No, I’m not. I know a lot about them though. Why?
My friends say, “We like Nicholas Sparks because it’s nice to think that romance can actually happen.”
Me: *rolls eyes*
- - - - -
Cute guy from Ole Miss says, “Don’t judge me but I love reading the books that go with Nicholas Sparks movies. I hate it but I’m such a romantic and it’s just nice to think that romance can actually happen. I get all embarassed when I go buy the books though…I can just FEEL the cashiers judging me. You probably think I’m SO gay now, right?”
Me: “Not at all! It’s really cute, actually. I used to be a hardcore romantic but I got banged up a bit. It’s coming back though…slowly, haha. I just read The Lucky One, it was actually pretty good. Images of Zefron helped a lot though.”
Ole Miss: “Next one that comes out, we’ll both read the book and then go see the movie. Deal?”
Me: “Now you’re SO gay.”
Ole Miss: “Whatever! I know how this goes. You’re gonna play hard to get like the girl from the Notebook. I’ll tell you how you’re like a bird and then we’ll go see the movie, I’ll pay and we’ll have really great sex afterwards.”
Me: “You have such a way with words, Mr. Sparks.”
Ole Miss: “I’m going to kill you.”
Me: “365 LETTERS!”
Ole Miss: “YOUR PICTURE SAVED ME LIFE.”
Me: “MAGICAL MAILBOX.”
Ole Miss: “FALL IN LOVE AND THEN WAR!”
Me: “I HIT THAT BITCH WITH A BOTTLE.”
Ole Miss: “That’s a Chris Brown book…”
Me: “OH MY GOD, I THINK I’M FALLING IN LOVE WITH YOU.”
- Him: Why do you live in Alabama?! Transfer to Ole Miss and date me.
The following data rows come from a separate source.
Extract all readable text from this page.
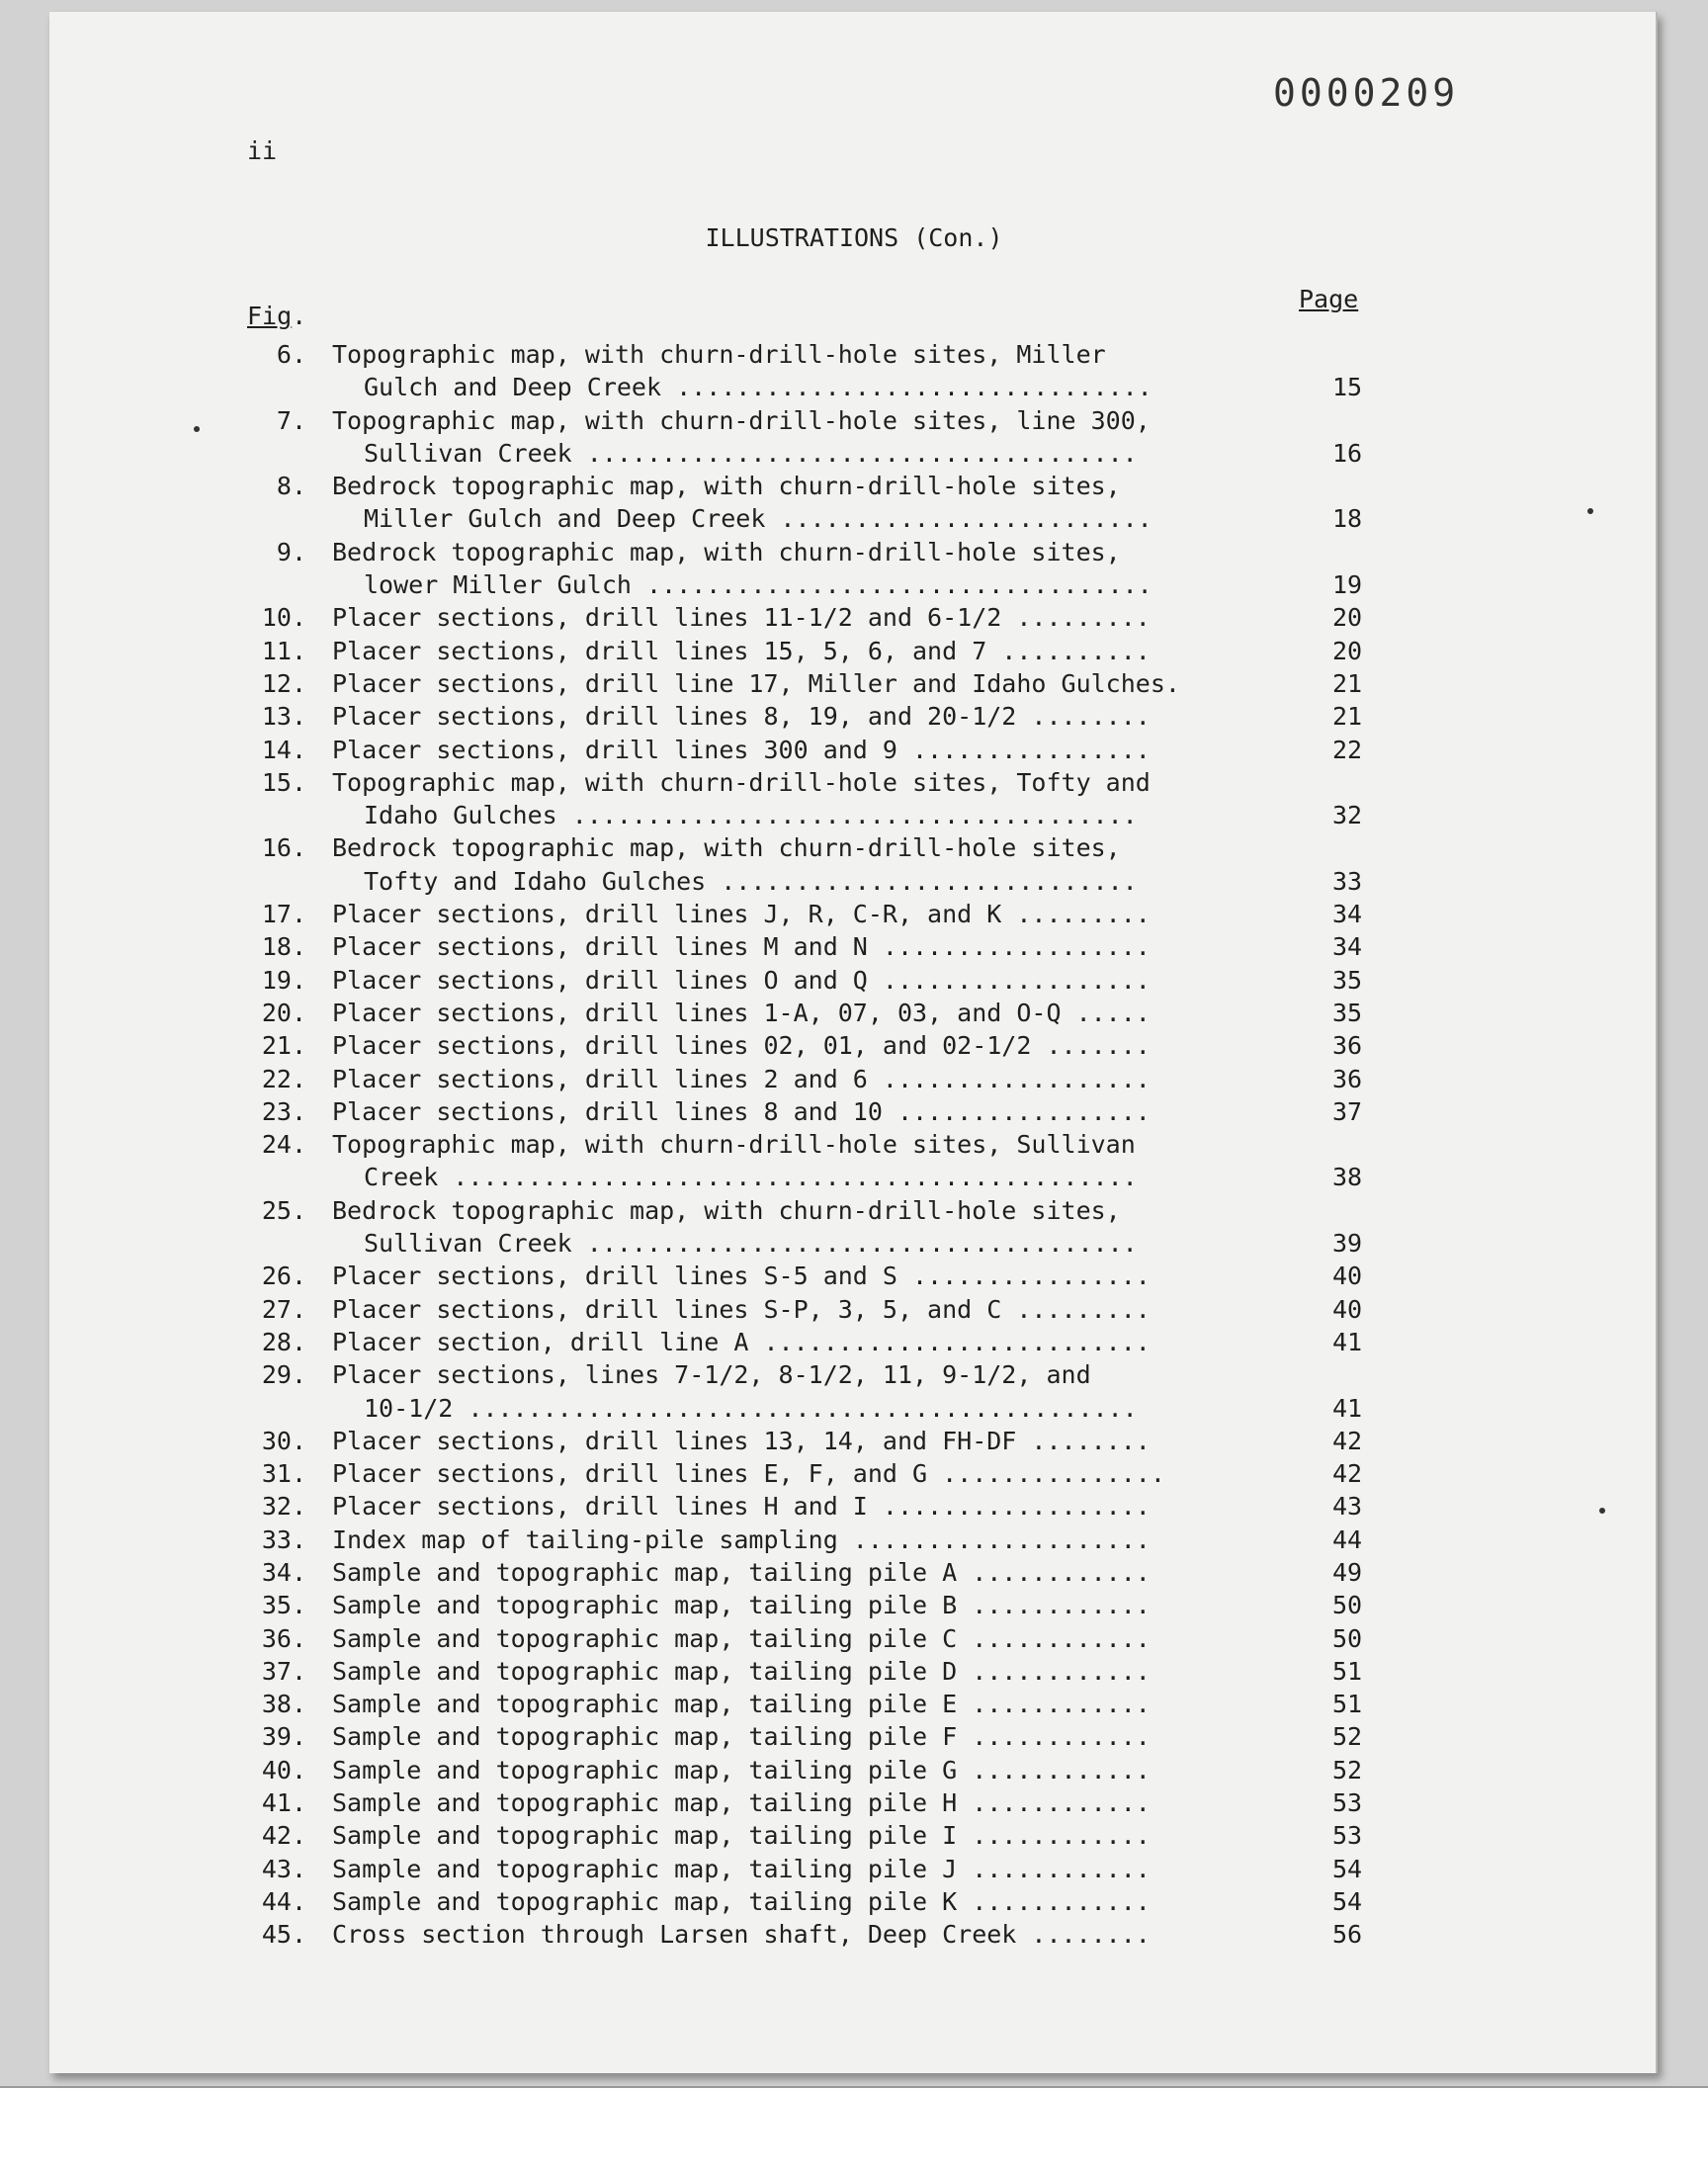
0000209
ii
ILLUSTRATIONS (Con.)
Fig.
Page
6. Topographic map, with churn-drill-hole sites, Miller
Gulch and Deep Creek ................................	15
7. Topographic map, with churn-drill-hole sites, line 300,
Sullivan Creek .....................................	16
8. Bedrock topographic map, with churn-drill-hole sites,
Miller Gulch and Deep Creek .........................	18
9. Bedrock topographic map, with churn-drill-hole sites,
lower Miller Gulch ..................................	19
10. Placer sections, drill lines 11-1/2 and 6-1/2 .........	20
11. Placer sections, drill lines 15, 5, 6, and 7 ..........	20
12. Placer sections, drill line 17, Miller and Idaho Gulches.	21
13. Placer sections, drill lines 8, 19, and 20-1/2 ........	21
14. Placer sections, drill lines 300 and 9 ................	22
15. Topographic map, with churn-drill-hole sites, Tofty and
Idaho Gulches ......................................	32
16. Bedrock topographic map, with churn-drill-hole sites,
Tofty and Idaho Gulches ............................	33
17. Placer sections, drill lines J, R, C-R, and K .........	34
18. Placer sections, drill lines M and N ..................	34
19. Placer sections, drill lines O and Q ..................	35
20. Placer sections, drill lines 1-A, 07, 03, and O-Q .....	35
21. Placer sections, drill lines 02, 01, and 02-1/2 .......	36
22. Placer sections, drill lines 2 and 6 ..................	36
23. Placer sections, drill lines 8 and 10 .................	37
24. Topographic map, with churn-drill-hole sites, Sullivan
Creek ..............................................	38
25. Bedrock topographic map, with churn-drill-hole sites,
Sullivan Creek .....................................	39
26. Placer sections, drill lines S-5 and S ................	40
27. Placer sections, drill lines S-P, 3, 5, and C .........	40
28. Placer section, drill line A ..........................	41
29. Placer sections, lines 7-1/2, 8-1/2, 11, 9-1/2, and
10-1/2 .............................................	41
30. Placer sections, drill lines 13, 14, and FH-DF ........	42
31. Placer sections, drill lines E, F, and G ...............	42
32. Placer sections, drill lines H and I ..................	43
33. Index map of tailing-pile sampling ....................	44
34. Sample and topographic map, tailing pile A ............	49
35. Sample and topographic map, tailing pile B ............	50
36. Sample and topographic map, tailing pile C ............	50
37. Sample and topographic map, tailing pile D ............	51
38. Sample and topographic map, tailing pile E ............	51
39. Sample and topographic map, tailing pile F ............	52
40. Sample and topographic map, tailing pile G ............	52
41. Sample and topographic map, tailing pile H ............	53
42. Sample and topographic map, tailing pile I ............	53
43. Sample and topographic map, tailing pile J ............	54
44. Sample and topographic map, tailing pile K ............	54
45. Cross section through Larsen shaft, Deep Creek ........	56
- Me: Haha, don't tempt me.
- Him: No, seriously. We've been talking for a while now and its so damn frustrating to know that this great guy is in the next state over and there's nothing I can do about it. It sucks. There aren't out guys like you at Ole Miss.
- Me: Haha, I'm sure there are!
- Him: Oh, yeah, because good looking, crazy intelligent, witty and charming as fuck can be found at any local Walmart!